God is using our efforts to achieve greater things, to change culture. We are like the apostles, like the first disciples: ordinary people but transformed by God's grace, imitating Christ's sense of mission, finding our identity as the apostles of Our Lord.

We are being transformed into Christ. That's what holiness is. Our Lord wants us to engrave in our hearts that each one is called to this goal.

God wants me in particular to be a saint. He's created me, He's elevated me to the order of grace, He's redeemed me, He's given me many graces because He loves me a lot.

Whether our life grows in the way that He wants it to grow, to a large extent, also depends on us. He doesn't ‘grow away’ our freedom.

Lord, help me to want the goals of my vocation, “like a miser wants his gold…like a sensualist wants his pleasure” (J. Escrivá, The Way, Point 316).

Help me to ingrain more deeply in my heart and soul the key areas and the key ideas that St. Josemaría has transmitted to us. “Everyone wants to change the world, but few want to do it by changing themselves” (cf. Leo Tolstoy).

The message of personal sanctification is not so much that we convert China, or Alaska, or some faraway place, but that we convert ourselves. We can't change China if we don't change ourselves.

We can want big things, but we can forget about ourselves in the Work where we're taught to change, to go higher, to have a passion for sanctity, to renew our eagerness for this goal of our vocation with a human and supernatural enthusiasm.

Lord, may I never lose my eagerness. May my whole life, like the whole of Creation, give you glory.

I remember a supernumerary in another country who had been ten years in the Work, going to a seminar for supernumeraries, and coming back and saying, ‘You know, the main thing I learned from this seminar is that we're not just here to sanctify our work.
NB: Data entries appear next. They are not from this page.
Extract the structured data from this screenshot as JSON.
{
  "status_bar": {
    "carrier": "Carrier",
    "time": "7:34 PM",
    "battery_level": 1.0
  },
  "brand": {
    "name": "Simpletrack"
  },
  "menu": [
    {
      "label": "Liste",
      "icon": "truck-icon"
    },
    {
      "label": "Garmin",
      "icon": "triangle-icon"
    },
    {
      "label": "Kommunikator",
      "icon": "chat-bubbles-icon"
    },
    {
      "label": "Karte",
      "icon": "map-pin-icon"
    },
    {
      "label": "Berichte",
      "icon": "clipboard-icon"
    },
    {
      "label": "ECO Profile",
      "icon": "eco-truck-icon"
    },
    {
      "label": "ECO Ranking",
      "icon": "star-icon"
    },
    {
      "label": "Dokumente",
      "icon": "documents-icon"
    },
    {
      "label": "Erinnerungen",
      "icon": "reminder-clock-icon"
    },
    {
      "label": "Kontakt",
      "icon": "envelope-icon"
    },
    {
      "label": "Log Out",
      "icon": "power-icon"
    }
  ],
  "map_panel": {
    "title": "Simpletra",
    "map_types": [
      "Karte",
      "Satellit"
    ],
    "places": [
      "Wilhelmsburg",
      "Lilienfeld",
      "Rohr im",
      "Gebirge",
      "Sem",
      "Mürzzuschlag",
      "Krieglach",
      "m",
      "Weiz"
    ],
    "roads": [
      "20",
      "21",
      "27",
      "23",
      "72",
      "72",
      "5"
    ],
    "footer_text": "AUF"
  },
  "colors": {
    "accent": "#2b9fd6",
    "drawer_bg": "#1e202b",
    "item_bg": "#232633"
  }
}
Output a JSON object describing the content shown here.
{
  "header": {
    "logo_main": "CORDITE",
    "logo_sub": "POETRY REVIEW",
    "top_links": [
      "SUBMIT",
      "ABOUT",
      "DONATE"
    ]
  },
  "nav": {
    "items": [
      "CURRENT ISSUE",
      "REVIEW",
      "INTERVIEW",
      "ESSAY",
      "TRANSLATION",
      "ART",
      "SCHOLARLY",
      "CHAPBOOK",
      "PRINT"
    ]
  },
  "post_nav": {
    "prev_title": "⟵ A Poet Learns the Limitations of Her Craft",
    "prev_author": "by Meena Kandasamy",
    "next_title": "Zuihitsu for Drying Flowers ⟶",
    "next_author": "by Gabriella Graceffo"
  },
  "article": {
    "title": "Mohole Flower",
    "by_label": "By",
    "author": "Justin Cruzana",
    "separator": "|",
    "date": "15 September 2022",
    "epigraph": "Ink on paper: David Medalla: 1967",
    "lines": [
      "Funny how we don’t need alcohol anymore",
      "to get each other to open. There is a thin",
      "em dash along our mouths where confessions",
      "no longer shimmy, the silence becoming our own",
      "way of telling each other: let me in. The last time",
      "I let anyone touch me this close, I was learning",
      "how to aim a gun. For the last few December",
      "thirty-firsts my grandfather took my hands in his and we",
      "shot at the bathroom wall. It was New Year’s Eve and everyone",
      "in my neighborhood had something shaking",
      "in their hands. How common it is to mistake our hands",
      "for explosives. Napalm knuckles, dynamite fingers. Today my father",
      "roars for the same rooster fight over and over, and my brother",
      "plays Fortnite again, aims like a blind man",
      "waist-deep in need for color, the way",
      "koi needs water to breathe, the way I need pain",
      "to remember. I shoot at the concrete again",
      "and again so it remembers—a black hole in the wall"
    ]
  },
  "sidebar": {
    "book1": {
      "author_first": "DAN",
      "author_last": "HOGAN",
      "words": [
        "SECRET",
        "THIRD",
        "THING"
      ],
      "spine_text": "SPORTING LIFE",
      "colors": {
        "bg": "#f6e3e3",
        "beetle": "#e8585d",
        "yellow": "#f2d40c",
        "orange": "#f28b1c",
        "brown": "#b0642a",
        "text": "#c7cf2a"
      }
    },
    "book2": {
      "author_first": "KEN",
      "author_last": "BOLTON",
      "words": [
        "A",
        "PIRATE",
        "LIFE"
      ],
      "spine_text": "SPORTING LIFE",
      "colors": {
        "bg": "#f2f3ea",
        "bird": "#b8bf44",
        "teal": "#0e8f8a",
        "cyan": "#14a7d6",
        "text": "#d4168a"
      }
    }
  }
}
We're here to be holy.’

It's like a big discovery. Sometimes the central messages of our vocation take time to seep in. They need graces, they need lights from the Holy Spirit.

They're the seeds that have been sown that germinate over time and produce those deep ideas and deeper awareness of some of the central ideas.

A necessary part of that personal holiness is apostolate. We know that the basis of all the apostolate of Opus Dei is the personal apostolate of each one of the members—not the center, not the priest, but the personal apostolate that I do.

We could have a whole pile of people in contact, but we might have very little personal apostolate. We have to try and go back and begin again. Begin to climb.

Begin again by asking the Master, “Where do you stay?” because we have the idea that it's you that I'm seeking, and it's in you I'm going to find the meaning and the purpose of my life.

We could ask Our Lady to give a nudge to St. Joseph to help us see, in this Year of St. Joseph, deeper ideas with greater clarity about our calling, so that we can bring it all to its ultimate consequences.

I thank you, my God, for the good resolutions, affections, and inspirations that you have communicated to me during this meditation. I ask your help to put them into practice. My Immaculate Mother, Saint Joseph, my father and lord, my guardian angel, intercede for me.

In the name of the Father, and of the Son, and of the Holy Spirit. Amen.